New research from UNH has found that horseshoe crabs, whose blue blood is harvested by the biomedical industry for its unique ability to test devices and injectable drugs for contamination, spawn less and remain in deeper water after being bled. The findings suggest that current bleeding practices could alter population dynamics and lead to long-term declines in this ecologically and economically important species.
“Their mating behaviors were impacted, and their activity decreased” after bleeding, says Meghan Owings ‘17G, lead author of the study published in The Biological Bulletin. “We saw a lot of behavioral as well as physiological deficits.” During the process, around 30 percent of a crab’s blood is extracted before it is returned to its natural environment.
Horseshoe crabs are essential to the biomedical industry to create Limulus amebocyte lysate (LAL), which is used to test medical devices and pharmaceutical drugs for endotoxins.
“If you were to get a flu shot or IV fluids, it would be tested with horseshoe crab blood,” says Owings, adding that the demand for LAL is on the rise as the global population increases and medical advancements improve.
The paper, coauthored by Professor Emeritus of biological sciences Win Watson, who is Owings’ advisor, and Christopher Chabot of Plymouth State University, is one of the first to look at behavioral impacts of the bleeding process on horseshoe crabs once they’ve been released back to the wild.
“If you were to get a flu shot or IV fluids, it would be tested with horseshoe crab blood.”
Owings and her coauthors retrieved 28 horseshoe crabs — 450-million-year-old “living fossils” more closely related to spiders than crabs — from a spawning site in nearby Great Bay. Half of the crabs were randomly selected to undergo the bleeding process, and all of them, both bled and control crabs, were fitted with acoustic transmitters and released where they had been captured.
The researchers found that in the first week that the animals were released back into the estuary, bled animals appeared to spawn less than the control animals. The difference was especially pronounced in females, with control females appearing to spawn on average 4.8 times while bled females appeared to spawn on average two times.
Another notable trend was that in May and June, when horseshoe crabs typically move into shallow water to spawn, the bled animals remained in the deeper channels.
“It seems really harmful for the horseshoe crabs to be bled during the spring mating season,” says Owings, adding that some biomedical facilities have slightly altered their bleeding practices based on the team’s findings.
Now a fisheries biologist for the Kentucky Department of Fish and Wildlife Resources, Owings still has a soft spot for the hard-shelled beasts. “I loved working with horseshoe crabs at UNH,” she says.

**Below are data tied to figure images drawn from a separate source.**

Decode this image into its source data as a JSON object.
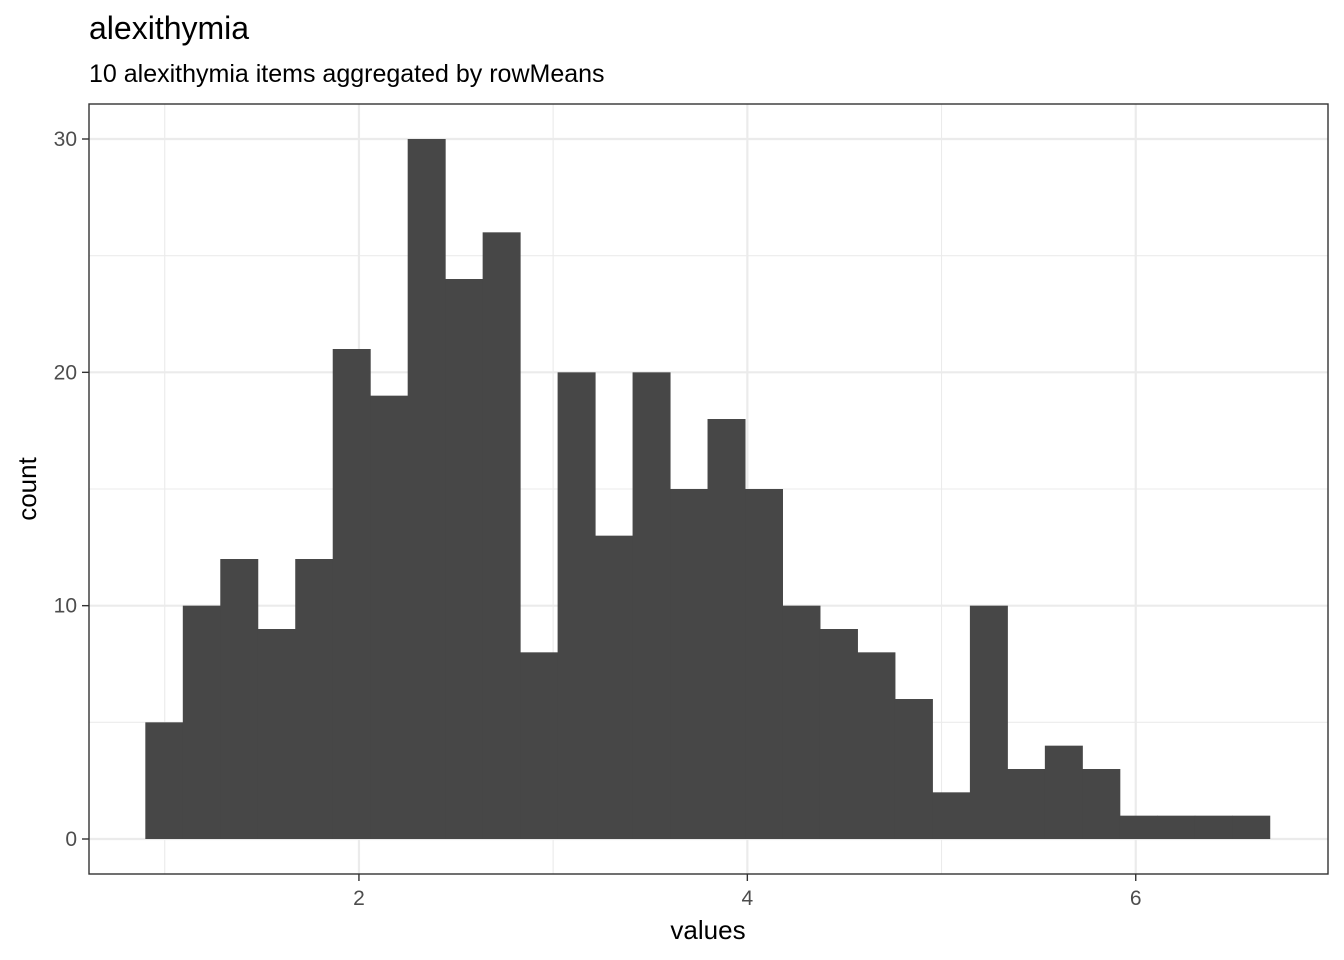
{
  "chart_data": {
    "type": "bar",
    "title": "alexithymia",
    "subtitle": "10 alexithymia items aggregated by rowMeans",
    "xlabel": "values",
    "ylabel": "count",
    "bin_width": 0.193,
    "bins": [
      {
        "x0": 0.9,
        "count": 5
      },
      {
        "x0": 1.093,
        "count": 10
      },
      {
        "x0": 1.286,
        "count": 12
      },
      {
        "x0": 1.479,
        "count": 9
      },
      {
        "x0": 1.672,
        "count": 12
      },
      {
        "x0": 1.865,
        "count": 21
      },
      {
        "x0": 2.058,
        "count": 19
      },
      {
        "x0": 2.251,
        "count": 30
      },
      {
        "x0": 2.444,
        "count": 24
      },
      {
        "x0": 2.637,
        "count": 26
      },
      {
        "x0": 2.83,
        "count": 8
      },
      {
        "x0": 3.023,
        "count": 20
      },
      {
        "x0": 3.216,
        "count": 13
      },
      {
        "x0": 3.409,
        "count": 20
      },
      {
        "x0": 3.602,
        "count": 15
      },
      {
        "x0": 3.795,
        "count": 18
      },
      {
        "x0": 3.988,
        "count": 15
      },
      {
        "x0": 4.181,
        "count": 10
      },
      {
        "x0": 4.374,
        "count": 9
      },
      {
        "x0": 4.567,
        "count": 8
      },
      {
        "x0": 4.76,
        "count": 6
      },
      {
        "x0": 4.953,
        "count": 2
      },
      {
        "x0": 5.146,
        "count": 10
      },
      {
        "x0": 5.339,
        "count": 3
      },
      {
        "x0": 5.532,
        "count": 4
      },
      {
        "x0": 5.725,
        "count": 3
      },
      {
        "x0": 5.918,
        "count": 1
      },
      {
        "x0": 6.111,
        "count": 1
      },
      {
        "x0": 6.304,
        "count": 1
      },
      {
        "x0": 6.497,
        "count": 1
      }
    ],
    "xlim": [
      0.61,
      6.99
    ],
    "ylim": [
      -1.5,
      31.5
    ],
    "x_major_ticks": [
      2,
      4,
      6
    ],
    "x_minor_ticks": [
      1,
      3,
      5
    ],
    "y_major_ticks": [
      0,
      10,
      20,
      30
    ],
    "y_minor_ticks": [
      5,
      15,
      25
    ],
    "grid": true,
    "bar_color": "#474747",
    "grid_color": "#ebebeb"
  }
}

Watson, who recently retired from UNH after 41 years of lobster and horseshoe crab research, shares his advisee’s admiration and concern for the crabs’ survival. “These guys have been around for 450 million years,” he says. “Do we really want to be the ones responsible for their demise?”
This study was supported by the Leslie S. Hubbard Marine Program Endowment, the Marine Biology Graduate Program and New Hampshire Sea Grant (R/HCE-4).